Lo que somos es lo que tenemos que dejar hacer a Dios en nosotros, dejarle Ser en nuestra vida, dejarle ocupar nuestro vacío, dejarle ser Palabra de Vida en nuestro silencio callado, muerto. Dejarle limpiar todo aquello que nos arrastra a la codicia, a pretender grandes riquezas, tener más de lo que necesitamos. A fingir ser lo que no somos.

Somos injustos, pobres y necios, y no debemos dejarnos llevar por el engaño, ni ser engaño para los demás.

Dios quiere entrar en nosotros y ser desde lo más profundo Verdad y Esperanza para el mundo.

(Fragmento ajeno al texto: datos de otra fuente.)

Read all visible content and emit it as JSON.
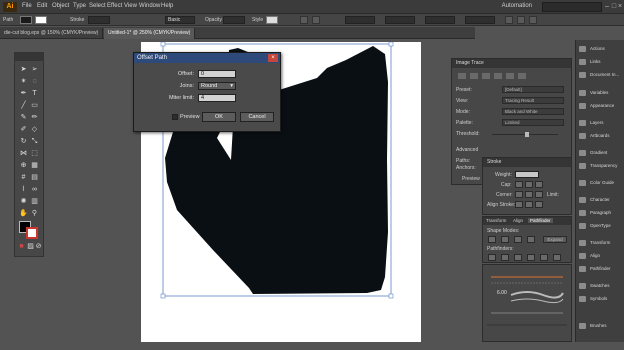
{
  "app": {
    "logo": "Ai"
  },
  "menu": [
    "File",
    "Edit",
    "Object",
    "Type",
    "Select",
    "Effect",
    "View",
    "Window",
    "Help"
  ],
  "workspace": "Automation",
  "control_bar": {
    "path_label": "Path",
    "stroke_label": "Stroke",
    "basic_label": "Basic",
    "opacity_label": "Opacity",
    "style_label": "Style"
  },
  "tabs": [
    {
      "label": "die-cut blog.eps @ 150% (CMYK/Preview)",
      "active": false
    },
    {
      "label": "Untitled-1* @ 250% (CMYK/Preview)",
      "active": true
    }
  ],
  "dialog": {
    "title": "Offset Path",
    "offset_label": "Offset:",
    "offset_value": "0",
    "joins_label": "Joins:",
    "joins_value": "Round",
    "miter_label": "Miter limit:",
    "miter_value": "4",
    "preview_label": "Preview",
    "ok_label": "OK",
    "cancel_label": "Cancel"
  },
  "image_trace": {
    "title": "Image Trace",
    "rows": [
      {
        "label": "Preset:",
        "value": "[Default]"
      },
      {
        "label": "View:",
        "value": "Tracing Result"
      },
      {
        "label": "Mode:",
        "value": "Black and White"
      },
      {
        "label": "Palette:",
        "value": "Limited"
      }
    ],
    "threshold_label": "Threshold:",
    "advanced_label": "Advanced",
    "paths_label": "Paths:",
    "anchors_label": "Anchors:",
    "preview_label": "Preview"
  },
  "stroke_panel": {
    "title": "Stroke",
    "weight_label": "Weight:",
    "cap_label": "Cap:",
    "corner_label": "Corner:",
    "limit_label": "Limit:",
    "align_label": "Align Stroke:"
  },
  "pathfinder_panel": {
    "tabs": [
      "Transform",
      "Align",
      "Pathfinder"
    ],
    "shape_modes_label": "Shape Modes:",
    "expand_label": "Expand",
    "pathfinders_label": "Pathfinders:"
  },
  "brushes_panel": {
    "size_label": "6.00"
  },
  "dock": [
    "Actions",
    "Links",
    "Document In...",
    "Variables",
    "Appearance",
    "Layers",
    "Artboards",
    "Gradient",
    "Transparency",
    "Color Guide",
    "Character",
    "Paragraph",
    "OpenType",
    "Transform",
    "Align",
    "Pathfinder",
    "Swatches",
    "Symbols",
    "Brushes"
  ],
  "colors": {
    "canvas": "#535353",
    "artboard": "#ffffff",
    "shape_fill": "#0a0f14",
    "selection": "#5b82c4",
    "brand": "#ff9a00"
  }
}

Vivir con plenitud y sinceridad la justicia, la religión, fortalecer nuestra fe, ser atentos y delicados con los demás como nos está pidiendo San Pablo en esta lectura. Una carta para Timoteo, pero una carta que San Pablo escribe para cada uno de nosotros.

Desde la palabra vivida con sencillez podremos conquistar la vida eterna, nuestra vocación, la vida a la que Dios nos ha llamado a cada uno y ante su mirada y la de muchos hemos profesado nuestra Fe y nuestro Amor y le debemos a Dios nuestra fidelidad y sinceridad.

  • Predicando la Buena Noticia

Qué bonita la mirada, la contemplación y la invitación que nos hace este evangelio.
Una maravillosa invitación a caminar juntos con Jesús de ciudad en ciudad, de pueblo en pueblo para predicar la buena noticia, la alegría que el reino de Dios está entre nosotros.

Y lo mejor descubrir cómo Jesús sin discriminar a la mujer la une a los doce apóstoles para llevar juntos la Palabra de Dios.

Jesús no deja en un segundo plano a la mujer, ya vemos como María Magdalena tiene la primicia en el anuncio a los apóstoles de que Jesús al resucitado. Tenemos también a Juana mujer de Cuso, que llena de alegría a congela Madre de Jesús en su casa y a María de Alfeo. Esta la valentía de Susana que prefiere morir antes que pecar y negar su amor por Cristo. Y otras muchas mujeres discípulas de Jesús, que gozaban de buena posición y le siguen ayudándole económica y materialmente.

La palabra de Dios se hace inmensa en su grandeza, es un regalo que se nos da para hacerla vida y Verdad.

Quizá a veces se nos pueda hacer difícil de comprender la palabra de Jesús, el mensaje que nos quiere transmitir pero es una inmensa riqueza poder alimentarte de la contemplación, profundización y mensaje que otros predicadores nos regalan, dándonos una luz nueva a la Palabra de Jesús.

Jesús con su Palabra nos acompañará para ir caminando juntos y predicar, trasmitir, compartir, contagiar la alegría de la vida.